Olá companheiros, obrigada pela oportunidade de compartilhar como vocês um pouco do que está passando aqui em Nova York.

É preciso enfatizar, desde o princípio, que os EUA não tem um sistema nacional público de saúde. Assim que, uma certa parcela da população tem que pagar eles mesmo pelos serviços médicos.

Neste caso, especialmente nos primeiros dias da presença do vírus, muita gente que queria paralisar o serviço ou pedir provas para conhecer seu status, hesitaram em fazê-lo por falta de recursos para pagar.

Ao mesmo tempo, porque o presidente Trump negou a importância do vírus, o governo não ajudou as clínicas existentes, nem as dos estados, nem as das cidades, a se prepararem para o aumento que viria.

Então, nos encontramos por todo o país, e especialmente em Nova York, o epicentro do vírus aqui nos Estados Unidos, o número de infectados está dobrando a cada dois ou três dias, com a escassez das mínimas necessidades, faltam os kits para testes, não há maneiras de saber o número verdadeiro dos afetados, nem curados, porque não há suficientes materiais.

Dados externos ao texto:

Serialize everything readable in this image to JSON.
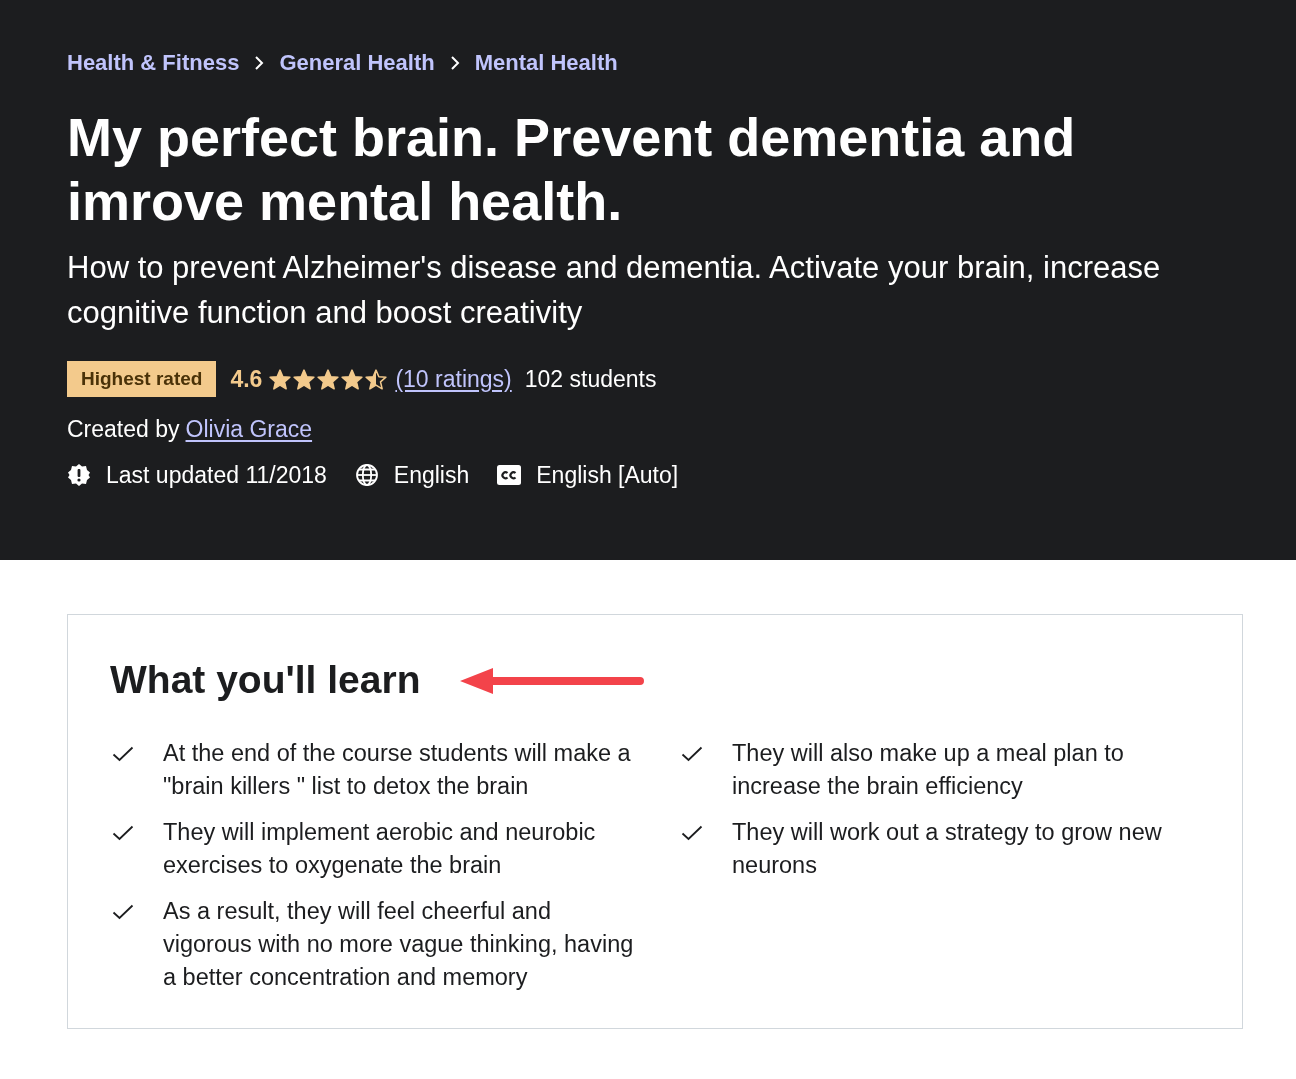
{
  "breadcrumbs": [
    {
      "label": "Health & Fitness"
    },
    {
      "label": "General Health"
    },
    {
      "label": "Mental Health"
    }
  ],
  "course": {
    "title": "My perfect brain. Prevent dementia and imrove mental health.",
    "subtitle": "How to prevent Alzheimer's disease and dementia. Activate your brain, increase cognitive function and boost creativity",
    "badge": "Highest rated",
    "rating": "4.6",
    "stars": 4.5,
    "ratings_link": "(10 ratings)",
    "students": "102 students",
    "created_by_label": "Created by",
    "instructor": "Olivia Grace",
    "meta": [
      {
        "kind": "updated",
        "text": "Last updated 11/2018"
      },
      {
        "kind": "language",
        "text": "English"
      },
      {
        "kind": "captions",
        "text": "English [Auto]"
      }
    ]
  },
  "learn": {
    "heading": "What you'll learn",
    "objectives": [
      "At the end of the course students will make a \"brain killers \" list to detox the brain",
      "They will also make up a meal plan to increase the brain efficiency",
      "They will implement aerobic and neurobic exercises to oxygenate the brain",
      "They will work out a strategy to grow new neurons",
      "As a result, they will feel cheerful and vigorous with no more vague thinking, having a better concentration and memory"
    ]
  }
}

Além disso, os hospitais não tem máscaras suficientes para proteger as pessoas, não tem ventiladores, não tem suficientes leitos nos setores de emergência. Desta forma, médicos, enfermeiras e enfermeiros estão se infectando e isto vai contribuir a já existente falta de pessoal.

A resposta na semana passada do presidente a solicitação dos governadores dos estados para ajuda, foi: “Não sou um despachante!”.

O país e minha cidade estão em crise. O governador do estado de Nova York e o prefeito da cidade ordenaram uma pausa. Ninguém além dos funcionários essenciais, gente do setor médico, de transporte, de saúde, de mercados de alimentação, etc., pode ir para seus postos de trabalho. Todos temos que permanecer em casa, apenas saindo para atender necessidades. As escolas fecharam, os estudantes – que tem serviços de internet – recebem aulas em casa através da internet. Milhões de pessoas se encontram sem trabalho e dentro de pouco tempo sem recursos.

Experimentamos dois lados, quase opostos da crise, de um lado o governo nacional federal, dominado pelo narcisista número 1 do mundo que começou negando a importância do vírus, insistindo que era mais ou menos igual ao fluxo normal e que tinha tudo sob controle. Continua a rechaçar toda a responsabilidade de resposta a pandemia, pelo menos na resposta médica à pandemia. Sua primeira e última preocupação é seu poder, sua imagem e assegurar sua reeleição.

Agora, que não se pode mais negar a propagação do vírus e seus efeitos, ele continua a dizer que não é tão sério como dizem e, ao mesmo tempo, trata de utilizar a crise para impor sua política xenofóbica, uma política de terrorismo de Estado e de enriquecimento dos ricos. Desta forma, fechou as fronteiras com o Canadá e México, deixando milhares de pessoas em campos de detenção nos dois lados da fronteira do sul em condições horríveis, com falta quase total de serviços médicos.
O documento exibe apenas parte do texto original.